6.4The State party repeats that the author has not exhausted all the available domestic remedies. The author alleges that all the remedies not pursued were, in his view, ineffective and futile but has not shown in what way the proposed remedies were ineffective.

Issues and proceedings before the Committee

7.1Before considering any claim contained in a communication, the Human Rights Committee must, in accordance with rule 93 of its rules of procedure, decide whether or not the communication is admissible under the Optional Protocol to the Covenant.

7.2As required under article 5, paragraph 2 (a), of the Optional Protocol, the Committee has ascertained that the same matter is not being examined under another procedure of international investigation or settlement.

7.3With regard to the complaint of discrimination, the Committee takes note of the State party’s argument that the author fails to adduce in his communication the necessary evidence relating to the rights protected under article 26 and that his allegations concern rather the rights protected under article 14. The Committee notes that the author provides no evidence that he was a victim of discrimination and that he mainly confines himself to contesting the courts’ assessment of the evidence and application of domestic law.
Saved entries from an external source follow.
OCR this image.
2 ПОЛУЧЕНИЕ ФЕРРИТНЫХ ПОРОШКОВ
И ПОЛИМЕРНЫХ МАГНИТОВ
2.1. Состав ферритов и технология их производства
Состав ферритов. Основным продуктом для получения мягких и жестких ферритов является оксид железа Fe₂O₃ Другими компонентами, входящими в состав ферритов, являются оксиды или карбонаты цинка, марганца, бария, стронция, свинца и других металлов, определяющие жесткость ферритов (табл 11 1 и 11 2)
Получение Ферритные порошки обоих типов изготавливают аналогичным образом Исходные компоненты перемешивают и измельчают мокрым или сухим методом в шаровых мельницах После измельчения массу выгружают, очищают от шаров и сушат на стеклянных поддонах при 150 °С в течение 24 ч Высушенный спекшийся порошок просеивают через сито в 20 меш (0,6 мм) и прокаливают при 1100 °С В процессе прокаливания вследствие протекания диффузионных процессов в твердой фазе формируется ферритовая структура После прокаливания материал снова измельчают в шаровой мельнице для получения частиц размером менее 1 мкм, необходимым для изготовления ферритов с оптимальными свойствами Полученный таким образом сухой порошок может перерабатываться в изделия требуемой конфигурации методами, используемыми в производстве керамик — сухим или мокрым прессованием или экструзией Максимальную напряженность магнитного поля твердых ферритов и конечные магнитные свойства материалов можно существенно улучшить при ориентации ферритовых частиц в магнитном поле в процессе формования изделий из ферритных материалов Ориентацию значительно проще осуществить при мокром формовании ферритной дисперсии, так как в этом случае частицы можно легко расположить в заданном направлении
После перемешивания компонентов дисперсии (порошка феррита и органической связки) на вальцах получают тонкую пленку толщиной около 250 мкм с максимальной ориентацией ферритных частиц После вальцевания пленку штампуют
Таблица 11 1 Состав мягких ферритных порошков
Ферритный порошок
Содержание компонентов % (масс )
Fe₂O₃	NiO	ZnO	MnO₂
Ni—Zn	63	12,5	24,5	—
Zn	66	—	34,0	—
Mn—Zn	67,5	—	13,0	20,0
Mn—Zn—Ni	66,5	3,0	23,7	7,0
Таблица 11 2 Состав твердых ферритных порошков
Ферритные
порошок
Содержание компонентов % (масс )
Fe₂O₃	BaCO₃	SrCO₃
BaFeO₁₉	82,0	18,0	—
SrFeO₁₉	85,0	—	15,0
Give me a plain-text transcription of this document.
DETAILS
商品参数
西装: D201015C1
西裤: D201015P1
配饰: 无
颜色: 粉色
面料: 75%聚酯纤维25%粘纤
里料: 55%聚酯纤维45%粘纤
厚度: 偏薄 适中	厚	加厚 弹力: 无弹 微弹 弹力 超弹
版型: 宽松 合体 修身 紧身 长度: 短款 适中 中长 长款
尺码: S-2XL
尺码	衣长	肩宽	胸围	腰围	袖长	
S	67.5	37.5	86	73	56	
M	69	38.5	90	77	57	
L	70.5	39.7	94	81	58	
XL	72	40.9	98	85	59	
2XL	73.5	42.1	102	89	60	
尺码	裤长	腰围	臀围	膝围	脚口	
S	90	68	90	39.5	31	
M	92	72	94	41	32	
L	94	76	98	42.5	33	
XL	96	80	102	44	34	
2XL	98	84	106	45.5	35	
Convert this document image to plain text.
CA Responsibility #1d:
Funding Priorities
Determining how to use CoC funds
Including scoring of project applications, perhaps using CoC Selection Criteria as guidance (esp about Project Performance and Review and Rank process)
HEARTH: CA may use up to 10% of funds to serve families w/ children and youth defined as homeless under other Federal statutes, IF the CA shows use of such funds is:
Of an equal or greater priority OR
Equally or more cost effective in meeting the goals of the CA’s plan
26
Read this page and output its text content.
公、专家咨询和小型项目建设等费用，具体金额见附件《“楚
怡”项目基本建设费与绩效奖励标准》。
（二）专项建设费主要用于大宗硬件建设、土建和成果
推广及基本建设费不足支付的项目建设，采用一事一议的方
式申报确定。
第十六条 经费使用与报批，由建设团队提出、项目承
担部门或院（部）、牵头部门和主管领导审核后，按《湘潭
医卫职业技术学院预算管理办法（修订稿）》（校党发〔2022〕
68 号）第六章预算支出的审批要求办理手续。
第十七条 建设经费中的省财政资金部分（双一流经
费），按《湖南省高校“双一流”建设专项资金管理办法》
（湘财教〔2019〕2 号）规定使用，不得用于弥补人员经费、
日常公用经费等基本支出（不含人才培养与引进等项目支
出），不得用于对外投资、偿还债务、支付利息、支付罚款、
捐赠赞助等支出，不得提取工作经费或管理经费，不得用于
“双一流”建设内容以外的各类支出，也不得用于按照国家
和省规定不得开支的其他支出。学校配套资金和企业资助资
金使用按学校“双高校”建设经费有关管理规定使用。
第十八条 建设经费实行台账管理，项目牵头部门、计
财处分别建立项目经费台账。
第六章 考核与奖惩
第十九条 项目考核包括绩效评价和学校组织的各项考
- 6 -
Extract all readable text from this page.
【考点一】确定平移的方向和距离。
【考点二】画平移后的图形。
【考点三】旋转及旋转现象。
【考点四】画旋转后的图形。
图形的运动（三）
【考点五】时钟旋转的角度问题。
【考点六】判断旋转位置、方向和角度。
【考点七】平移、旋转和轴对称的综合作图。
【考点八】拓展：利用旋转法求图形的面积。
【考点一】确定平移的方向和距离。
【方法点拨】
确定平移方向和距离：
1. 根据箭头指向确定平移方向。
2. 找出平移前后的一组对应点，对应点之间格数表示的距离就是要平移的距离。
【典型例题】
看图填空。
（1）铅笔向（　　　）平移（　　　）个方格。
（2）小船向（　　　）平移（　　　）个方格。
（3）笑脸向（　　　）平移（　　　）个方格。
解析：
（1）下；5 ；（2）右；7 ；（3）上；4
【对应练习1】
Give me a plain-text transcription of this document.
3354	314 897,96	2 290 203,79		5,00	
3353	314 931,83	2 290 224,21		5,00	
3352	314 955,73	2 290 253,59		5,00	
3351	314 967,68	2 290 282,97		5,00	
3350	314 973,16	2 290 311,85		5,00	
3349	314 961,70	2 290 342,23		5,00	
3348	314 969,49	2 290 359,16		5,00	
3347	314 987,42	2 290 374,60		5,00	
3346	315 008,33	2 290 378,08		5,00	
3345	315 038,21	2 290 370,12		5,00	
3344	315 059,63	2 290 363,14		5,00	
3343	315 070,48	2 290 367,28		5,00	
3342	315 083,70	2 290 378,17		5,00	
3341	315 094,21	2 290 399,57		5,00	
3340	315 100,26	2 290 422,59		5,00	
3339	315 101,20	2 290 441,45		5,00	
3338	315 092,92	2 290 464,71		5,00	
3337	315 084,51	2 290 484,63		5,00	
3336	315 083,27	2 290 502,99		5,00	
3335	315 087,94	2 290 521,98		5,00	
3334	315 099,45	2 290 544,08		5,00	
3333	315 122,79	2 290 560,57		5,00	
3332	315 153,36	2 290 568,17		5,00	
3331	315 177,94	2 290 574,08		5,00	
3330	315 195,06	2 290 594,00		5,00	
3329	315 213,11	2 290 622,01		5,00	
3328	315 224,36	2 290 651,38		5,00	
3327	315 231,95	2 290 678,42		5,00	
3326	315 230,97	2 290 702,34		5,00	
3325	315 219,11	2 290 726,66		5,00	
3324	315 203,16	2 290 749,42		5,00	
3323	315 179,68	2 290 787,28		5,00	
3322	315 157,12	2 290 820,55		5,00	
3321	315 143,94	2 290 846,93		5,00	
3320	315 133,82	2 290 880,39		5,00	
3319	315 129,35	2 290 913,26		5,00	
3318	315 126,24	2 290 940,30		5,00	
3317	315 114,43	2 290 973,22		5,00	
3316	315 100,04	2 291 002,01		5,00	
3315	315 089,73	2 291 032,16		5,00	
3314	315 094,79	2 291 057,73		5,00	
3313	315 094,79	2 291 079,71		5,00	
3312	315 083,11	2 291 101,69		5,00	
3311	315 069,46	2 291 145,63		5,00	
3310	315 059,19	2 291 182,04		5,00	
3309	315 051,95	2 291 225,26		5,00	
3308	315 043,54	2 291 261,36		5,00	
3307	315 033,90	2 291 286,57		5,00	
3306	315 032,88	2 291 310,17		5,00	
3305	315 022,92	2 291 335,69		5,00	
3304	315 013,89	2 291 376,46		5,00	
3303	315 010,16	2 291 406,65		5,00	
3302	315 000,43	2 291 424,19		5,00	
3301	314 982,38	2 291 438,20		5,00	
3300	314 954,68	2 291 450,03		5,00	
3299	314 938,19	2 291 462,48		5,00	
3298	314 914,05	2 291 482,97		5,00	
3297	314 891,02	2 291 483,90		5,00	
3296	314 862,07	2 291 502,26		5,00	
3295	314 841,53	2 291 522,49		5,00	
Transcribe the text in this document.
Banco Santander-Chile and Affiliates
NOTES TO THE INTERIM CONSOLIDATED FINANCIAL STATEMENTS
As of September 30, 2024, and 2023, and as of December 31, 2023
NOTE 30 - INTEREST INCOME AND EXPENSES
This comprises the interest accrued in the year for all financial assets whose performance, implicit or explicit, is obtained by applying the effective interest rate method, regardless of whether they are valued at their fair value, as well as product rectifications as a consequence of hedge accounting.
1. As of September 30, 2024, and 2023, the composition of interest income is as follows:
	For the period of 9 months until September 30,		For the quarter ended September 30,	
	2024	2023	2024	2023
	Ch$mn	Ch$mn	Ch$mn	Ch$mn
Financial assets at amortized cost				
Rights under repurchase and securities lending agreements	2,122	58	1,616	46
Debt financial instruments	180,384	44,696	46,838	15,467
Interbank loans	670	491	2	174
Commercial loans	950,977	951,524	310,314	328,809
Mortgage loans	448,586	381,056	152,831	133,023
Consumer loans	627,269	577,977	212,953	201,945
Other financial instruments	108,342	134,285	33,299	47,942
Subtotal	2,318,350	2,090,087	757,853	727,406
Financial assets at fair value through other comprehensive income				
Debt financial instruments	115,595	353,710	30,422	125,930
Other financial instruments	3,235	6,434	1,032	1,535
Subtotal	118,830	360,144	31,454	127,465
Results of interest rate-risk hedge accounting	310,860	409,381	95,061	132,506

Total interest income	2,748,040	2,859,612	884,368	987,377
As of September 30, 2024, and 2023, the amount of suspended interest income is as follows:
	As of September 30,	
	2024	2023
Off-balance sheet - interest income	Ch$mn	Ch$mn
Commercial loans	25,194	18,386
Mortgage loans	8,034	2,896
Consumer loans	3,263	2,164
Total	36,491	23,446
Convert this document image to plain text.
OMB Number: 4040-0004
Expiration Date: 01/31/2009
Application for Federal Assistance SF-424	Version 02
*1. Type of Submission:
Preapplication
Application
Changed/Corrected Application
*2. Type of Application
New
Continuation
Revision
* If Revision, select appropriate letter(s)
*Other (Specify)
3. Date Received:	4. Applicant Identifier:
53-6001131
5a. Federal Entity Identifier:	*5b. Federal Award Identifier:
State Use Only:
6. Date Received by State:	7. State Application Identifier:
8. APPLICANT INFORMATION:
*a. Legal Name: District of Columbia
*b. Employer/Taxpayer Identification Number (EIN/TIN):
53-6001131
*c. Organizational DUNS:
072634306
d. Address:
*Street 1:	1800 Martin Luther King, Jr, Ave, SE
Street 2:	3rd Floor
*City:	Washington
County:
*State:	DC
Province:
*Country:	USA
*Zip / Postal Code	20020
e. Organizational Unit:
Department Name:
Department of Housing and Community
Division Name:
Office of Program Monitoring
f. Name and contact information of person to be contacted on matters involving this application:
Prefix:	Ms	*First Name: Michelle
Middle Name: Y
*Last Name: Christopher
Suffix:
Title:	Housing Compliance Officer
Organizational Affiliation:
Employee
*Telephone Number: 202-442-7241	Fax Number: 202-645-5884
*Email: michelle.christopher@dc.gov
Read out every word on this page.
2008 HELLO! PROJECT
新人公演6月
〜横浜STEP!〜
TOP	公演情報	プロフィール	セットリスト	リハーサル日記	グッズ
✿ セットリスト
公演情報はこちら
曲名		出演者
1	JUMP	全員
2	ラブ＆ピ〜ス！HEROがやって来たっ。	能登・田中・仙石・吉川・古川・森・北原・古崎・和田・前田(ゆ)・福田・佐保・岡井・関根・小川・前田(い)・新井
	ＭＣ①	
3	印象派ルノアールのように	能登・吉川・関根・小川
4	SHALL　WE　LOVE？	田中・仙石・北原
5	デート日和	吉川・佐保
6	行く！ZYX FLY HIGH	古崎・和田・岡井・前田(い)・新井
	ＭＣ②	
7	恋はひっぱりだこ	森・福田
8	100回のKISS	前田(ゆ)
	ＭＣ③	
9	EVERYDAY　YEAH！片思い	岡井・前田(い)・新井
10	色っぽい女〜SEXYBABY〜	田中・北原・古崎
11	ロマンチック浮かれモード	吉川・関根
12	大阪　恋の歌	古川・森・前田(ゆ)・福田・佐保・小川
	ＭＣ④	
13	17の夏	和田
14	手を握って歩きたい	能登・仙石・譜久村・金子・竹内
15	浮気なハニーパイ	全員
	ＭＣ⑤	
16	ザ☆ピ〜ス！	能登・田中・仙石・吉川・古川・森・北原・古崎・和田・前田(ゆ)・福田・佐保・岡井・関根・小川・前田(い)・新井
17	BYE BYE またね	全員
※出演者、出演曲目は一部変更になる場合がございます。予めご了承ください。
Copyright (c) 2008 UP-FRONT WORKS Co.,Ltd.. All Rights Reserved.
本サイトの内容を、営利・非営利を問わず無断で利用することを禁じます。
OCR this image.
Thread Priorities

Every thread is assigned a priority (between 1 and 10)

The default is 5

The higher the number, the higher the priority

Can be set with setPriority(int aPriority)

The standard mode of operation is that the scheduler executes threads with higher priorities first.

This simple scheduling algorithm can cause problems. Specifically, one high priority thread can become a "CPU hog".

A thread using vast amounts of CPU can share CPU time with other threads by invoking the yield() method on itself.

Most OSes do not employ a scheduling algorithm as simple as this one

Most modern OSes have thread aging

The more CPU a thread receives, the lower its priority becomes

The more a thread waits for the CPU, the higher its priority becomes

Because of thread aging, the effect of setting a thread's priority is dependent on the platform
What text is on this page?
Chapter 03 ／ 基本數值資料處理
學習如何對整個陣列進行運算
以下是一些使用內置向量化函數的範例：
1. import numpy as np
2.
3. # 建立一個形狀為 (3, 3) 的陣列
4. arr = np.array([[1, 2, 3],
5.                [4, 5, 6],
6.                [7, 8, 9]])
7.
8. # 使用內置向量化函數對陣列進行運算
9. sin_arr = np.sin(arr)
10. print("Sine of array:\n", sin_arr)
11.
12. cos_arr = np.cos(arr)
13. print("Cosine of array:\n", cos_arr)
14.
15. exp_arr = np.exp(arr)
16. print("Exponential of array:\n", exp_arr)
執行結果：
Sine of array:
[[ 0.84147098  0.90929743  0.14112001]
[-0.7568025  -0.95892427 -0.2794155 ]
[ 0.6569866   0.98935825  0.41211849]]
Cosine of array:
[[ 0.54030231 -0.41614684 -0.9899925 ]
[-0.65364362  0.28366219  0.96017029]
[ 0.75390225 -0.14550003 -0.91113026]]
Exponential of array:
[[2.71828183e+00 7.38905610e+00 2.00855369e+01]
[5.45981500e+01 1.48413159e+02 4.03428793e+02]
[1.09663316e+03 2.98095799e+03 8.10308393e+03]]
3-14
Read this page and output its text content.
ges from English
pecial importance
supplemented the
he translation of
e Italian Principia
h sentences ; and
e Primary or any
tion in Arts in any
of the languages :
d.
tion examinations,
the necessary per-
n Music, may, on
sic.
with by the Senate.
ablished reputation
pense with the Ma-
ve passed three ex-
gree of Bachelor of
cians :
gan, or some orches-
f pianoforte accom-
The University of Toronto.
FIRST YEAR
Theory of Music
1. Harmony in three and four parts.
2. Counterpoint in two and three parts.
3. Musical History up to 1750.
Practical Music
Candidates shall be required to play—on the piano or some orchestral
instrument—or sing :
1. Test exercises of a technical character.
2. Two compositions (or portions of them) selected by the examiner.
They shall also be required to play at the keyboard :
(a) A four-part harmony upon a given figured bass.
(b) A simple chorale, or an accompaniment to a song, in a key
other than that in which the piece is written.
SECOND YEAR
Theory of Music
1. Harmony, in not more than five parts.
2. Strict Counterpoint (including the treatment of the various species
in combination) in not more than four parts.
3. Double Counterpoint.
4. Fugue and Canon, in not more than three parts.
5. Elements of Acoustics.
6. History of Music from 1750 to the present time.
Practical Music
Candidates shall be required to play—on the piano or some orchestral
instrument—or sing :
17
Consequently, the Committee considers that the author has not sufficiently substantiated his allegations under article 26 for the purposes of admissibility and finds this part of the communication inadmissible under article 2 of the Optional Protocol.

7.4With regard to the author’s claims concerning the assessment of evidence by the domestic courts, the Committee notes that the author basically requests a review of the courts’ judgements in his case. The Committee recalls its consistent case law according to which it is generally for the courts of the States parties to the Covenant to evaluate the facts and evidence or the application of domestic law in a particular case, unless it can be established that the evaluation is clearly arbitrary or represents a denial of justice. The evidence submitted to the Committee does not show that the proceedings before the authorities of the State party were marred by such irregularities. Consequently, the Committee considers that the author has not sufficiently substantiated his allegations under article 14 for the purposes of admissibility and finds this part of the communication inadmissible under article 2 of the Optional Protocol.

8.The Human Rights Committee therefore decides:

(a)That the communication is inadmissible under article 2 of the Optional Protocol;

(b)That this decision shall be communicated to the State party and to the author.

[Adopted in English, French and Spanish, the French text being the original version. Subsequently to be issued also in Arabic, Chinese and Russian as part of the Committee’s annual report to the General Assembly.]